Intel is feeding that upper 10% of the enterprise data center market through its joint venture with Hitachi Global Storage Technologies, which it is producing the SSD400S line of serial SCSI (SAS) SSDs, which has 6Gbit/sec. throughput — twice that of its MLC-based SATA SSDs.
Last fall, Intel and Micron’s joint venture company, IM Flash Technologies (IMFT), released a 3-bit-per-cell MLC SSD also based on 25nm circuitry.
The 3-bit-per-cell NAND flash chips were targeted for flash cards, USB drives and MP3 players, but not SSDs because packing 3 bits in per cell made the media inherently less reliable than 2-bit-per cell NAND flash.
Three bits per cell requires higher-level management and increases the potential for cell-to-cell electron leakage.
At that time, Intel unintentionally revealed through a leaked slideshow that it was planning on a complete refresh of the X25-M family using its newest lithography technique.
IMFT’s 25nm 8GB die, which measures 0.35 by 0.74 in., is made up of many smaller 64Gbit NAND chips. The NAND technology makes it possible to build products using half as many chips as the previous 34nm lithography technology, allowing for smaller, higher-density designs.

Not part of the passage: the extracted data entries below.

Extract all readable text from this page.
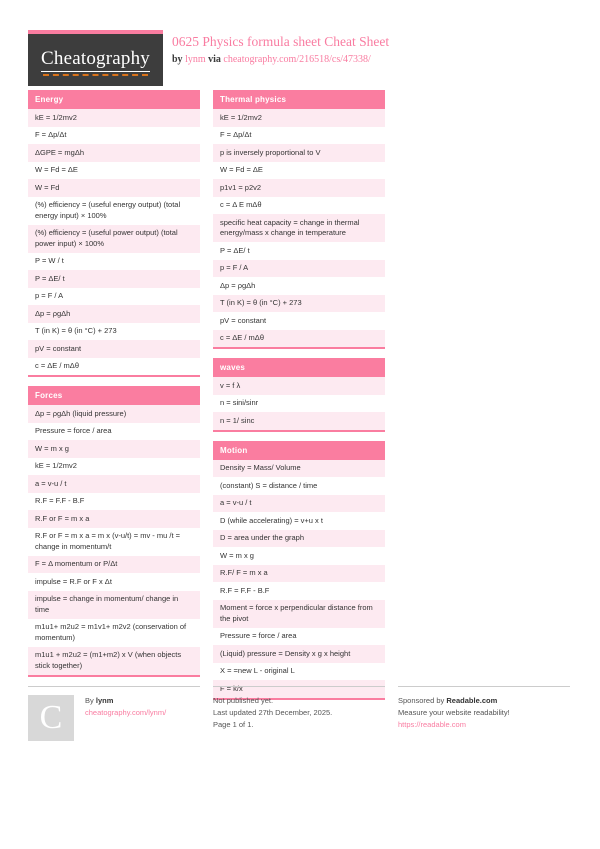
Cheatography
0625 Physics formula sheet Cheat Sheet
by lynm via cheatography.com/216518/cs/47338/
Energy
kE = 1/2mv2
F = Δp/Δt
ΔGPE = mgΔh
W = Fd = ΔE
W = Fd
(%) efficiency = (useful energy output) (total energy input) × 100%
(%) efficiency = (useful power output) (total power input) × 100%
P = W / t
P = ΔE/ t
p = F / A
Δp = ρgΔh
T (in K) = θ (in °C) + 273
pV = constant
c = ΔE / mΔθ
Forces
Δp = ρgΔh (liquid pressure)
Pressure = force / area
W = m x g
kE = 1/2mv2
a = v-u / t
R.F = F.F - B.F
R.F or F = m x a
R.F or F = m x a = m x (v-u/t) = mv - mu /t = change in momentum/t
F = Δ momentum or P/Δt
impulse = R.F or F x Δt
impulse = change in momentum/ change in time
m1u1+ m2u2 = m1v1+ m2v2 (conservation of momentum)
m1u1 + m2u2 = (m1+m2) x V (when objects stick together)
Thermal physics
kE = 1/2mv2
F = Δp/Δt
p is inversely proportional to V
W = Fd = ΔE
p1v1 = p2v2
c = Δ E mΔθ
specific heat capacity = change in thermal energy/mass x change in temperature
P = ΔE/ t
p = F / A
Δp = ρgΔh
T (in K) = θ (in °C) + 273
pV = constant
c = ΔE / mΔθ
waves
v = f λ
n = sini/sinr
n = 1/ sinc
Motion
Density = Mass/ Volume
(constant) S = distance / time
a = v-u / t
D (while accelerating) = v+u x t
D = area under the graph
W = m x g
R.F/ F = m x a
R.F = F.F - B.F
Moment = force x perpendicular distance from the pivot
Pressure = force / area
(Liquid) pressure = Density x g x height
X = =new L - original L
F = k/x
C	By lynm
cheatography.com/lynm/
Not published yet.
Last updated 27th December, 2025.
Page 1 of 1.
Sponsored by Readable.com
Measure your website readability!
https://readable.com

For example, a 256GB SSD can be built with 32 of the 8GB NAND flash dies instead of 64 dies; a 32GB smartphone needs just four dies; and a 16GB flash card requires only two.
The change also cuts the overall cost to produce mobile products, which is why Intel was able to cut its prices on the latest line of SSD 320 products over the X25-M line.
Intel’s NAND flash chips are small enough to fit through the hole in the middle of a compact disc, yet they pack more than 10 times the data capacity of a CD, which holds 700MB.
There are inherent problems with shrinking the size of circuitry used in semi-conductors, most notably an increase in data error rates from electrons bleeding through ever-thinner silicon walls. That requires the development of more sophisticated error correction code (ECC), which Intel has on its controller.
Unlike its last SSD product release, the the 6Gbit/sec 510 Series , Intel is sticking with its own controller in the SSD 320 series.
In the 510 series, Intel used a controller from Marvell for the first time. The 510 series is being marketed at PC gamers, media creators, performance-intensive workstation users and any technology enthusiast.
At the time of the 510’s release, an Intel spokeswoman explained that third party controllers are now able to meet its performance standards, when in the past they could not.
“So in the future, we’ll continue to use third-party controllers,” Winslow said. “That doesn’t mean Intel won’t continue to produce its own controller too.”